In the US and UK, these types of activities by competitors attempting to sabotage a website's rankings are considered to be illegal.

==Notable penalties==
- BeatThatQuote.com – On March 7, 2011, Google purchased BeatThatQuote.com for £37.7 million and, within the same date, penalized BeatThatQuote.com.
- BMW – On February 6, 2006, Google penalized BMW.de for using doorway pages and dropped the site's PageRank to 0.
- Google Chrome – In January 2012, Google's webspam team penalized the Chrome browser's homepage for manipulating PageRank with purchased blog posts. The penalty dropped Chrome's homepage's PageRank from 9 to 7 and knocked Chrome off the first page for important keywords such as "browser."
- Expedia – In January 2014, Expedia dropped 25% in search visibility, which resulted in Expedia shares dropping 4.5%.
- Overstock.com – During fiscal year 2011, Overstock.com attributed a decrease from $1.08 billion to $1.05 billion in revenue to Google penalties.
- Rap Genius – On December 25, 2013, Google penalized Rap Genius for 10 days. The result was a drop of about 700,000 unique visitors per day.
- BBC – In March 2013, the BBC faced penalties for unnatural links on a specific page. Google downgraded the page's rankings as a result.

==Reverse sandbox effect==
A "reverse sandbox" effect is also claimed to exist, whereby new pages with good content, but without inbound links, are temporarily increased in rank — much like the "New Releases" in a book store are displayed more prominently — to encourage the organic building of the World Wide Web.

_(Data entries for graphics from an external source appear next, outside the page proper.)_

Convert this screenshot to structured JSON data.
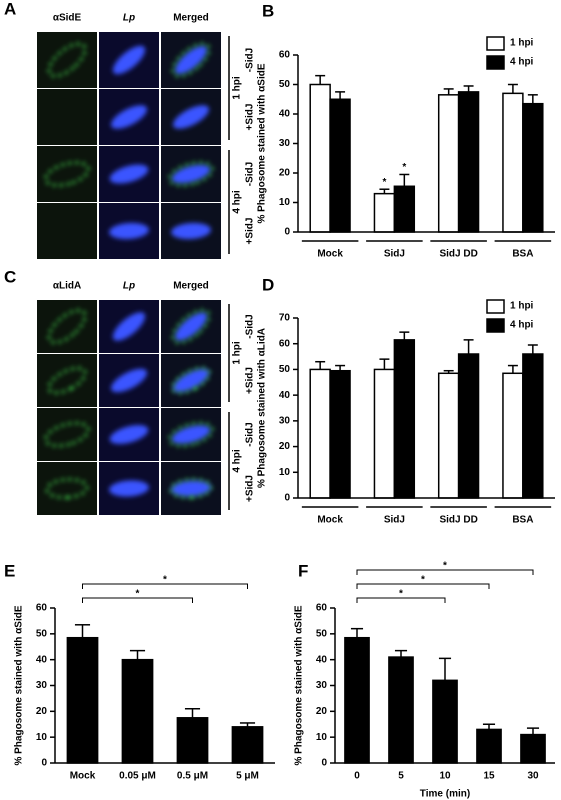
{
  "micrographs": [
    {
      "panel_label": "A",
      "columns": [
        "αSidE",
        "Lp",
        "Merged"
      ],
      "rows": [
        "-SidJ",
        "+SidJ",
        "-SidJ",
        "+SidJ"
      ],
      "groups": [
        "1 hpi",
        "4 hpi"
      ]
    },
    {
      "panel_label": "C",
      "columns": [
        "αLidA",
        "Lp",
        "Merged"
      ],
      "rows": [
        "-SidJ",
        "+SidJ",
        "-SidJ",
        "+SidJ"
      ],
      "groups": [
        "1 hpi",
        "4 hpi"
      ]
    }
  ],
  "chart_data": [
    {
      "type": "bar",
      "panel_label": "B",
      "ylabel": "% Phagosome stained with αSidE",
      "categories": [
        "Mock",
        "SidJ",
        "SidJ DD",
        "BSA"
      ],
      "series": [
        {
          "name": "1 hpi",
          "color": "#ffffff",
          "values": [
            50,
            13,
            46.5,
            47
          ],
          "errors": [
            3,
            1.5,
            2,
            3
          ],
          "markers": [
            null,
            "*",
            null,
            null
          ]
        },
        {
          "name": "4 hpi",
          "color": "#000000",
          "values": [
            45,
            15.5,
            47.5,
            43.5
          ],
          "errors": [
            2.5,
            4,
            2,
            3
          ],
          "markers": [
            null,
            "*",
            null,
            null
          ]
        }
      ],
      "ylim": [
        0,
        60
      ],
      "yticks": [
        0,
        10,
        20,
        30,
        40,
        50,
        60
      ],
      "legend": "upper right",
      "category_brackets": true
    },
    {
      "type": "bar",
      "panel_label": "D",
      "ylabel": "% Phagosome stained with αLidA",
      "categories": [
        "Mock",
        "SidJ",
        "SidJ DD",
        "BSA"
      ],
      "series": [
        {
          "name": "1 hpi",
          "color": "#ffffff",
          "values": [
            50,
            50,
            48.5,
            48.5
          ],
          "errors": [
            3,
            4,
            1,
            3
          ]
        },
        {
          "name": "4 hpi",
          "color": "#000000",
          "values": [
            49.5,
            61.5,
            56,
            56
          ],
          "errors": [
            2,
            3,
            5.5,
            3.5
          ]
        }
      ],
      "ylim": [
        0,
        70
      ],
      "yticks": [
        0,
        10,
        20,
        30,
        40,
        50,
        60,
        70
      ],
      "legend": "upper right",
      "category_brackets": true
    },
    {
      "type": "bar",
      "panel_label": "E",
      "ylabel": "% Phagosome stained with αSidE",
      "categories": [
        "Mock",
        "0.05 μM",
        "0.5 μM",
        "5 μM"
      ],
      "values": [
        48.5,
        40,
        17.5,
        14
      ],
      "errors": [
        5,
        3.5,
        3.5,
        1.5
      ],
      "color": "#000000",
      "comparison_labels": [
        null,
        null,
        "*",
        "*"
      ],
      "ylim": [
        0,
        60
      ],
      "yticks": [
        0,
        10,
        20,
        30,
        40,
        50,
        60
      ]
    },
    {
      "type": "bar",
      "panel_label": "F",
      "ylabel": "% Phagosome stained with αSidE",
      "xlabel": "Time (min)",
      "categories": [
        "0",
        "5",
        "10",
        "15",
        "30"
      ],
      "values": [
        48.5,
        41,
        32,
        13,
        11
      ],
      "errors": [
        3.5,
        2.5,
        8.5,
        2,
        2.5
      ],
      "color": "#000000",
      "comparison_labels": [
        null,
        null,
        "*",
        "*",
        "*"
      ],
      "ylim": [
        0,
        60
      ],
      "yticks": [
        0,
        10,
        20,
        30,
        40,
        50,
        60
      ]
    }
  ]
}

David George disputes the claim that Google applies sandboxing to all new websites, saying that the claim "doesn't seem to be borne out by experience". He states that he created a new website in October 2004 and had it ranked in the top 20 Google results for a target keyword within one month. He asserts that "no one knows for sure if the Google sandbox exists", and comments that it "seems to fit the observations and experiments of many search engine optimizers". He theorizes that the sandbox "has introduced some hysteresis into the system to restore a bit of sanity to Google's results".

In an interview with the Search Engine Roundtable website, Matt Cutts is reported to have said that some things in the algorithm may be perceived as a sandbox that does not apply to all industries. Jaimie Sirovich and Cristian Darie, authors of Professional Search Engine Optimization with PHP, state that they believe that, while Google does not actually have an explicit "sandbox", the effect itself (however caused) is real.